U.S. Senators Josh Hawley and Elizabeth Warren (D-Mass.) introduced bipartisan legislation to prevent Pharmacy Benefit Managers (PBMs) from owning pharmacies and driving up prescription drug costs for their own benefit.
“The insurance monopolies are ruining American health care. Patients and independent pharmacies are paying the price. This legislation will stop the insurance companies and PBMs from gobbling up even more of American health care and charging American families more and more for less,” said Senator Hawley.
“PBMs have manipulated the market to enrich themselves — hiking up drug costs, cheating employers, and driving small pharmacies out of business. My new bipartisan bill will untangle these conflicts of interest by reining in these middlemen,” said Senator Warren.
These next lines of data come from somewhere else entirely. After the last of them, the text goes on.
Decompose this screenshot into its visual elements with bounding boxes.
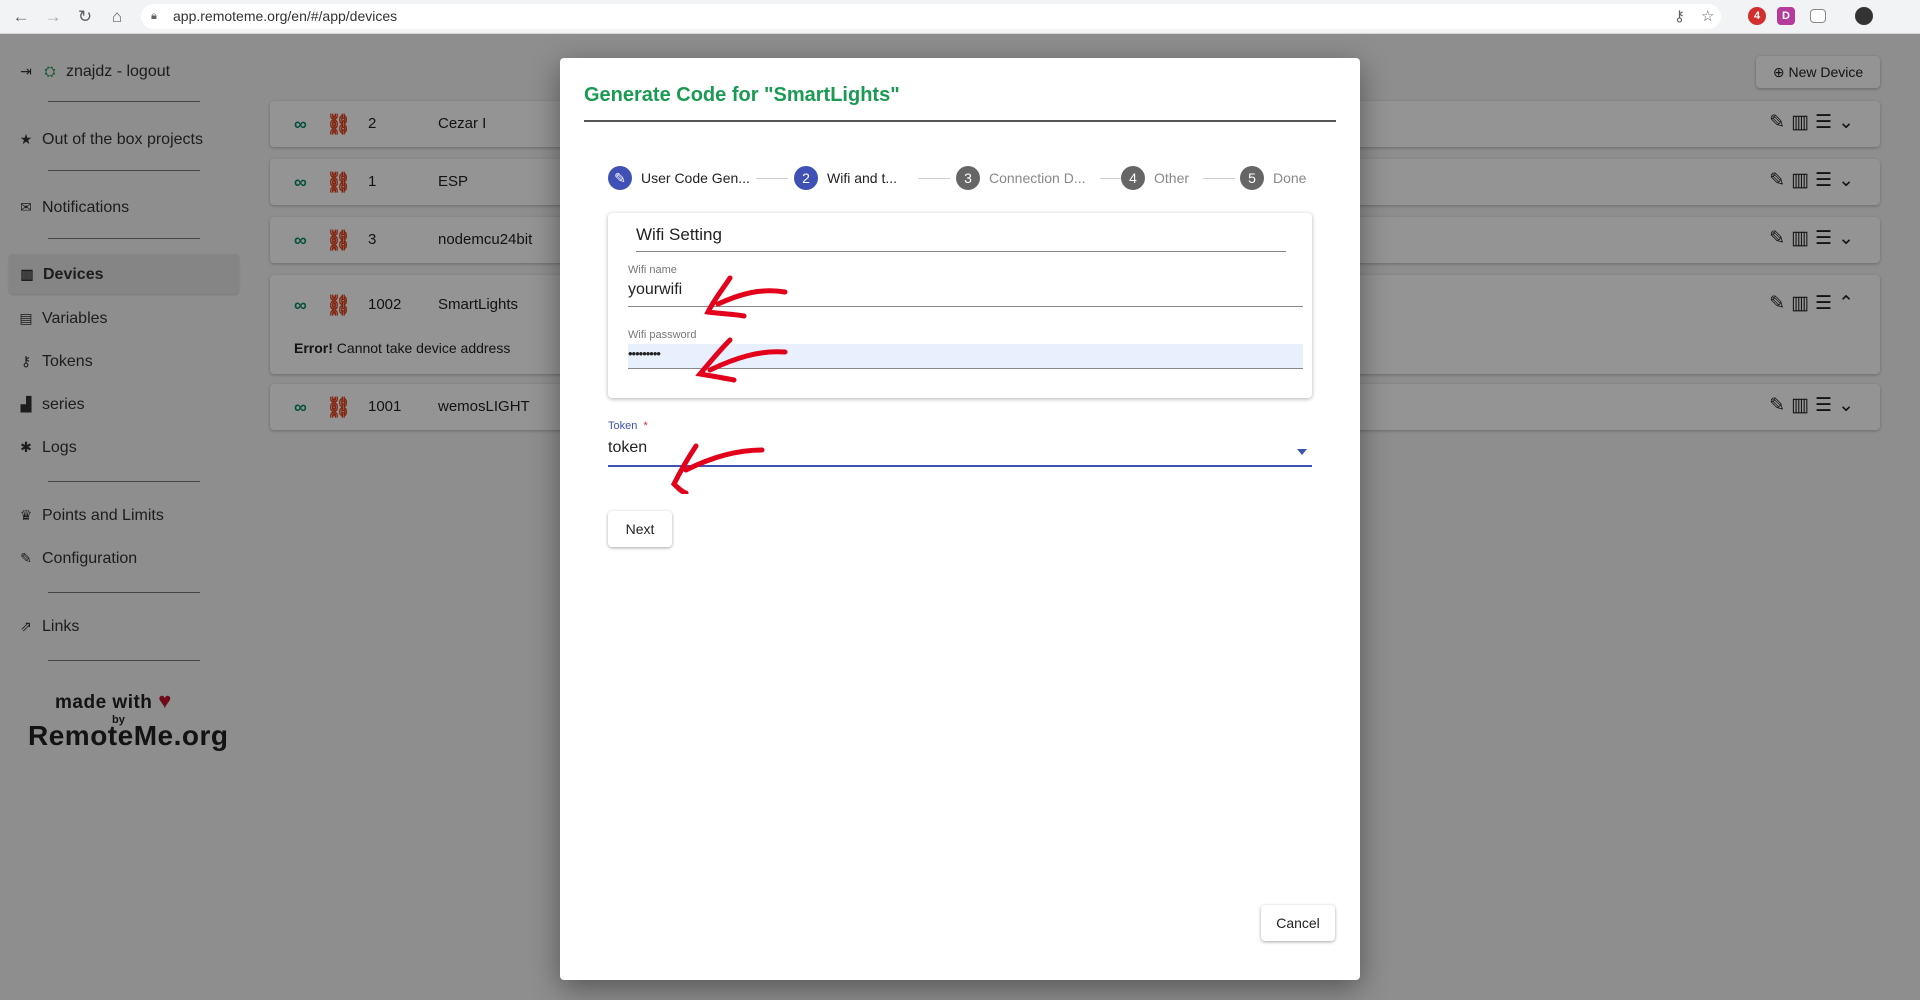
stepper: ✎ User Code Gen... 2 Wifi and t... 3 Connec… xyxy=(608,166,1328,194)
reload-icon[interactable]: ↻ xyxy=(74,6,96,28)
wifi-password-input[interactable]: ••••••••• xyxy=(628,346,661,361)
card-title: Wifi Setting xyxy=(636,225,1286,252)
step-connection[interactable]: 3 Connection D... xyxy=(956,166,1086,190)
dialog-title: Generate Code for "SmartLights" xyxy=(584,84,1336,122)
url-text: app.remoteme.org/en/#/app/devices xyxy=(173,8,398,24)
wifi-name-label: Wifi name xyxy=(628,264,677,276)
lock-icon: 🔒︎ xyxy=(151,10,157,22)
cast-icon[interactable] xyxy=(1810,9,1826,23)
step-connector xyxy=(756,178,788,179)
wifi-setting-card: Wifi Setting Wifi name yourwifi Wifi pas… xyxy=(608,213,1312,398)
step-done[interactable]: 5 Done xyxy=(1240,166,1306,190)
step-connector xyxy=(918,178,950,179)
token-label: Token * xyxy=(608,420,648,432)
bookmark-star-icon[interactable]: ☆ xyxy=(1701,4,1714,29)
home-icon[interactable]: ⌂ xyxy=(106,6,128,28)
token-underline xyxy=(608,465,1312,467)
avatar[interactable] xyxy=(1855,7,1873,25)
extension-opera-icon[interactable]: 4 xyxy=(1748,7,1766,25)
extension-d-icon[interactable]: D xyxy=(1777,7,1795,25)
back-icon[interactable]: ← xyxy=(10,6,32,28)
cancel-button[interactable]: Cancel xyxy=(1261,905,1335,941)
browser-toolbar: ← → ↻ ⌂ 🔒︎ app.remoteme.org/en/#/app/dev… xyxy=(0,0,1920,34)
wifi-name-input[interactable]: yourwifi xyxy=(628,281,682,299)
next-button[interactable]: Next xyxy=(608,511,672,547)
dropdown-caret-icon[interactable] xyxy=(1297,449,1307,455)
key-icon[interactable]: ⚷ xyxy=(1674,4,1685,29)
step-connector xyxy=(1203,178,1235,179)
step-user-code[interactable]: ✎ User Code Gen... xyxy=(608,166,750,190)
wifi-name-underline xyxy=(628,306,1303,307)
autofill-highlight xyxy=(628,344,1303,368)
token-select[interactable]: token xyxy=(608,439,647,457)
forward-icon[interactable]: → xyxy=(42,6,64,28)
pencil-icon: ✎ xyxy=(608,166,632,190)
address-bar[interactable]: 🔒︎ app.remoteme.org/en/#/app/devices ⚷ ☆ xyxy=(141,4,1721,29)
step-other[interactable]: 4 Other xyxy=(1121,166,1189,190)
wifi-password-label: Wifi password xyxy=(628,329,697,341)
wifi-password-underline xyxy=(628,368,1303,369)
generate-code-dialog: Generate Code for "SmartLights" ✎ User Co… xyxy=(560,58,1360,980)
step-wifi[interactable]: 2 Wifi and t... xyxy=(794,166,897,190)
The Patients Before Monopolies (PBM) Act would:
- Prohibit a parent company of a PBM or an insurer from owning a pharmacy business;
- Require that a parent company in violation of the PBM Act divest its pharmacy business within three years;
- Enable the FTC, Department of Health and Human Services, Antitrust Division of the Department of Justice, and state attorneys general to issue orders requiring violators of the PBM Act to divest its pharmacy business and disgorge any revenue received during the period of such violation;
- Direct the FTC to distribute any disgorged revenue to harmed communities, including consumers overcharged at vertically integrated pharmacies.
- Mandate the reporting of all divestitures to the FTC, and allowing the FTC to review all divestitures and subsequent acquisitions to protect competition, financial viability, and the public interest.